Italy accounts for 29% of all missing EU VAT
In the European Commission’s latest ‘VAT Gap’ study, Italy is shown to account for 29% (€48 billion) of the estimated total missing VAT in the EU (€168 billion).
The Commission-sponsored report puts the total missing EU VAT at 15% of the anticipated revenues. In Italy, this proportion is 29%. Italy has recently introduced many measures to combat these losses, including the domestic reverse charge and VAT split payments on public expenditure.

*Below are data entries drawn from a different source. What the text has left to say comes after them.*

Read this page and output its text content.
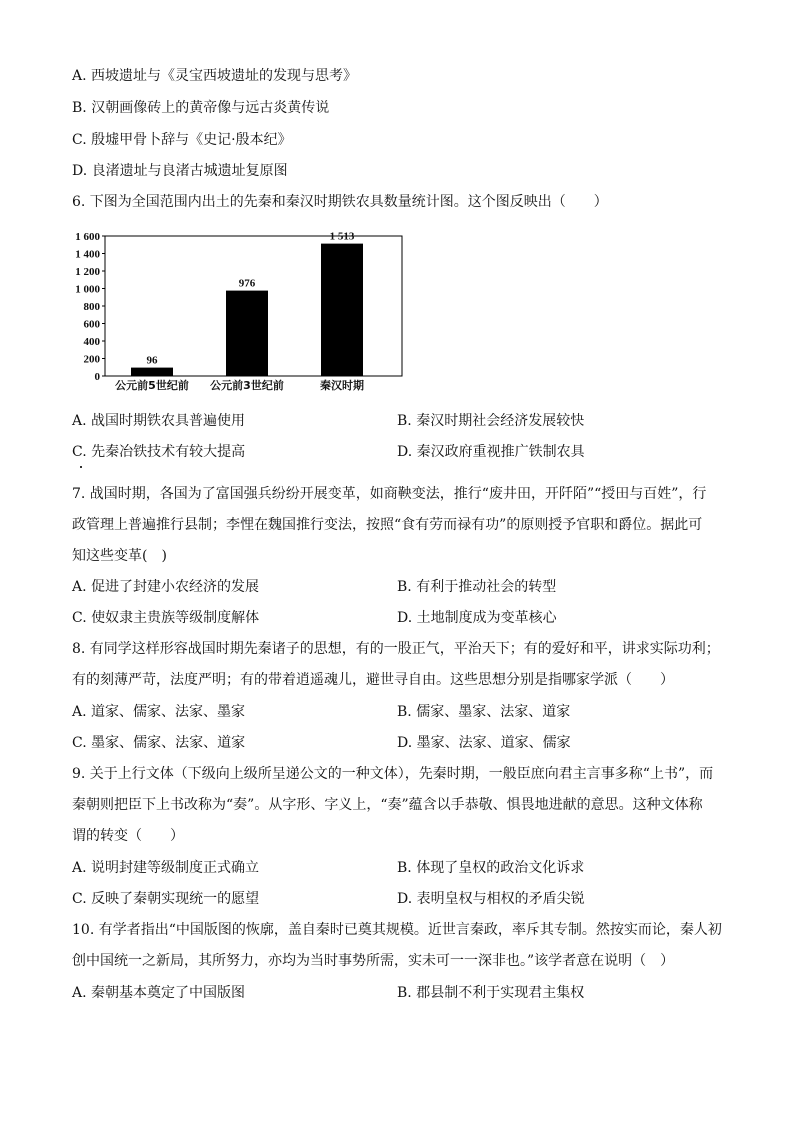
A. 西坡遗址与《灵宝西坡遗址的发现与思考》
B. 汉朝画像砖上的黄帝像与远古炎黄传说
C. 殷墟甲骨卜辞与《史记·殷本纪》
D. 良渚遗址与良渚古城遗址复原图
6. 下图为全国范围内出土的先秦和秦汉时期铁农具数量统计图。这个图反映出（　　）
0
200
400
600
800
1 000
1 200
1 400
1 600
96
976
1 513
公元前5世纪前 公元前3世纪前	秦汉时期
A. 战国时期铁农具普遍使用	B. 秦汉时期社会经济发展较快
C. 先秦冶铁技术有较大提高	D. 秦汉政府重视推广铁制农具
7. 战国时期，各国为了富国强兵纷纷开展变革，如商鞅变法，推行“废井田，开阡陌”“授田与百姓”，行
政管理上普遍推行县制；李悝在魏国推行变法，按照“食有劳而禄有功”的原则授予官职和爵位。据此可
知这些变革(　)
A. 促进了封建小农经济的发展	B. 有利于推动社会的转型
C. 使奴隶主贵族等级制度解体	D. 土地制度成为变革核心
8. 有同学这样形容战国时期先秦诸子的思想，有的一股正气，平治天下；有的爱好和平，讲求实际功利；
有的刻薄严苛，法度严明；有的带着逍遥魂儿，避世寻自由。这些思想分别是指哪家学派（　　）
A. 道家、儒家、法家、墨家	B. 儒家、墨家、法家、道家
C. 墨家、儒家、法家、道家	D. 墨家、法家、道家、儒家
9. 关于上行文体（下级向上级所呈递公文的一种文体），先秦时期，一般臣庶向君主言事多称“上书”，而
秦朝则把臣下上书改称为“奏”。从字形、字义上，“奏”蕴含以手恭敬、惧畏地进献的意思。这种文体称
谓的转变（　　）
A. 说明封建等级制度正式确立	B. 体现了皇权的政治文化诉求
C. 反映了秦朝实现统一的愿望	D. 表明皇权与相权的矛盾尖锐
10. 有学者指出“中国版图的恢廓，盖自秦时已奠其规模。近世言秦政，率斥其专制。然按实而论，秦人初
创中国统一之新局，其所努力，亦均为当时事势所需，实未可一一深非也。”该学者意在说明（　）
A. 秦朝基本奠定了中国版图	B. 郡县制不利于实现君主集权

The €168 billion VAT Gap for the 2013 numbers is a €3 billion rise on the last, 2012 figures.
EU VAT Gap
The annual VAT study attempts to compare the amount of VAT that should be collected, based on national VAT rates and GDP, compared to the actual receipts recorded. This year’s study in based on the latest available figures from 2013, and covers 26 of the 28 member states.
The reasons for the difference, or gap, include:
- Effectiveness of national tax authorities at collecting revenues
- VAT fraud (see below)
- Bankruptcies of businesses owing VAT to the authorities
EU VAT fraud
One of the largest single elements of the VAT Gap originates from VAT fraud. Criminal gangs have been targeting loopholes in the cross-border EU VAT regime in a number of sectors, including: computer chips; mobile phones; laptops; computer tablets; carbon offset credits; and pharmaceutical goods.
Fraudsters claim to be selling such goods across EU internal borders and therefore do not charge VAT. However, in reality, they sell the goods in country with VAT, but do not declare the VAT collected to the taxman. In a separate study this summer, the EC put such ‘missing trader fraud’ at between €43 billion and €53 billion per annum.